Thursday 1 September 2022

New type-11 paramontages started

Some time in the past I made a new type of paramontage, a type 11. See photo below showing the framed item near the centre. I’m using the photo because it was taken by a wonderful friend of mine named John who organised a get-together at my place. In fact he took this shot while the party was happening, I was elsewhere showing people around the art.

These small works of mine were printed at 28cm square and I got them framed in Alexandria at a place on O’Riordan Street in a large complex full of homewares stores, my usual framer had been incommunicado due to health problems and the floods so I went somewhere else for a change, they did a good job and I was happy with the results.
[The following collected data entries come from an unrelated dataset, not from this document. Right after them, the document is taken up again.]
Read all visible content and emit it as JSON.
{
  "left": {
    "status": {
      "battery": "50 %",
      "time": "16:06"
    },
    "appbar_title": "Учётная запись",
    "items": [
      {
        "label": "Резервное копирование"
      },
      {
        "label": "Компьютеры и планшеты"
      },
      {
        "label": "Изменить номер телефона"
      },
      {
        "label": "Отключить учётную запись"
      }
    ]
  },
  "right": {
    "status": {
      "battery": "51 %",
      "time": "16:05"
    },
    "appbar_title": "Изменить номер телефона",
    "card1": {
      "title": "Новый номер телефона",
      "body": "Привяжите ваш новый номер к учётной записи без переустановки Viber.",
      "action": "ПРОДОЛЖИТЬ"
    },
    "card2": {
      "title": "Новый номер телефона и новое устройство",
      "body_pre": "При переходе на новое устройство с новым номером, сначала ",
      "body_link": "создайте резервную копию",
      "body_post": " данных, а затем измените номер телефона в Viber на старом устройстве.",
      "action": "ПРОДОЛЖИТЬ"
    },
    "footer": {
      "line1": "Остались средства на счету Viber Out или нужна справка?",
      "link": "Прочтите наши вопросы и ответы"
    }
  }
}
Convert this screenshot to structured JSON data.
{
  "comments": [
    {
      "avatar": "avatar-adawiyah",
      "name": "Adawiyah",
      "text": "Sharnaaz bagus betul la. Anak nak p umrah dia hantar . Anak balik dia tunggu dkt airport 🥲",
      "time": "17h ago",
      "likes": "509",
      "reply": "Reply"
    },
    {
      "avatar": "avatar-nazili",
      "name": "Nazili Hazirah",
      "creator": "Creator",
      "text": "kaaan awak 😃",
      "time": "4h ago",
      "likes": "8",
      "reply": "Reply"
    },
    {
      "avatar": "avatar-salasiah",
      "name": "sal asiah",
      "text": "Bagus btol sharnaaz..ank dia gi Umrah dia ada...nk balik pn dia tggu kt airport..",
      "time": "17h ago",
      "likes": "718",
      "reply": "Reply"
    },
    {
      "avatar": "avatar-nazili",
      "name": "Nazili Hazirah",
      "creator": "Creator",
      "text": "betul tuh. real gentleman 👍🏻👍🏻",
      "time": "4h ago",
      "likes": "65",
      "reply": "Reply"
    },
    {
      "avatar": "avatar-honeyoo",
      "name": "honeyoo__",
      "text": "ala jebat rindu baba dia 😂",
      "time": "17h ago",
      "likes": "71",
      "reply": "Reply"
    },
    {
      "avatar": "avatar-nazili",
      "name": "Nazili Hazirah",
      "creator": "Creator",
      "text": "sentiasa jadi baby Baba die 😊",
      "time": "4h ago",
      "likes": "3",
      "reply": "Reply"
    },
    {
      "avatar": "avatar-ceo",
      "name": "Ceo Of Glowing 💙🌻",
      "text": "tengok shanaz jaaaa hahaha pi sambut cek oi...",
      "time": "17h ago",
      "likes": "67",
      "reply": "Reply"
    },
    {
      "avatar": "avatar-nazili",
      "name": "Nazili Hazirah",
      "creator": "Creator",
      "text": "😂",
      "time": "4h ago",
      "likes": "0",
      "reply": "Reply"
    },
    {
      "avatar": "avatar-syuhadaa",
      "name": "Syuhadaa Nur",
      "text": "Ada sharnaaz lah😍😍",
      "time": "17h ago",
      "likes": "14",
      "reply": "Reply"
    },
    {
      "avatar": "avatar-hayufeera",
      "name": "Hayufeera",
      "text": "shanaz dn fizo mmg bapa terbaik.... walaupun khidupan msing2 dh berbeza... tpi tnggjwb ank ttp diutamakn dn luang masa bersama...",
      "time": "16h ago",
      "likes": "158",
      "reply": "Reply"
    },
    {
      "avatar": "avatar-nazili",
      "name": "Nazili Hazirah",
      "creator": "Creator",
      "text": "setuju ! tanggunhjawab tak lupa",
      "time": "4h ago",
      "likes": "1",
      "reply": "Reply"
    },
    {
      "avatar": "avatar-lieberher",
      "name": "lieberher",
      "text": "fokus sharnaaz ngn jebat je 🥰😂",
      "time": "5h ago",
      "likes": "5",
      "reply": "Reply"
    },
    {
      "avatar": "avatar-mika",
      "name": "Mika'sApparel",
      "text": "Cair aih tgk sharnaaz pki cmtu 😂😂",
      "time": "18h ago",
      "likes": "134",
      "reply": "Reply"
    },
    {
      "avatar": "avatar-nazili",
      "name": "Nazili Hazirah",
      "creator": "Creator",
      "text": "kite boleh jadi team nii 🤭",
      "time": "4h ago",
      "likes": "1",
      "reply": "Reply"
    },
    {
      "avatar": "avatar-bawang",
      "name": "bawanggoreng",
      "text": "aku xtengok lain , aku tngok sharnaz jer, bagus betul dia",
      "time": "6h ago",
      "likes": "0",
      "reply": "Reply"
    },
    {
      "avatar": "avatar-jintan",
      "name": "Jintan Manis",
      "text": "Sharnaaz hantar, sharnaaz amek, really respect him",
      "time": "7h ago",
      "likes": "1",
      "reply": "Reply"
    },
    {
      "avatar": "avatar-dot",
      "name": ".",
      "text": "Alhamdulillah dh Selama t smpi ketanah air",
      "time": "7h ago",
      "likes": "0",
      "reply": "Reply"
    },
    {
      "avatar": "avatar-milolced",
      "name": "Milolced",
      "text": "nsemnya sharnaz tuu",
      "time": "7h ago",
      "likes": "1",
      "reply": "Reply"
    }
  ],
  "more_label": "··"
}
I picked up the items on 5 August and it just so happened that I drove out to see my regular framer four days later. I hung these items up on the wall on 6 August and at the same time brought down from my bedroom the James Drinkwater painting (the scary-looking one) to put above the Ari Athans. After the party one woman, named Cristina, said how much she liked the second of these works Athans trained as a geologist so has the knowledge available to her for the purpose of painting something that looks like a crystal.

Normally under the paramontages there’s a red plush chair but someone was using it when the photo was taken, the red of the chair goes with the Athans and the Drinkwater, it also goes with the couch, which is like a plum colour.

There are eight items in this small hang, one of which is different from the others. Seven of them are made with a set of photos overlayed as well as a short, 6-line poem, but there’s one with a sonnet, and this forms the impetus for my new series of paramontages, which I call type 11.


‘Bad dreams III’ is made with a photo inherited from mum, it’s one of my Dean forebears and because of how my family operates I have no idea who the subject is. This is a dismal shame but the Deans are so unfussy and unpretentious that they’d prefer to let a memory dissolve into obscurity than be accused of hubris.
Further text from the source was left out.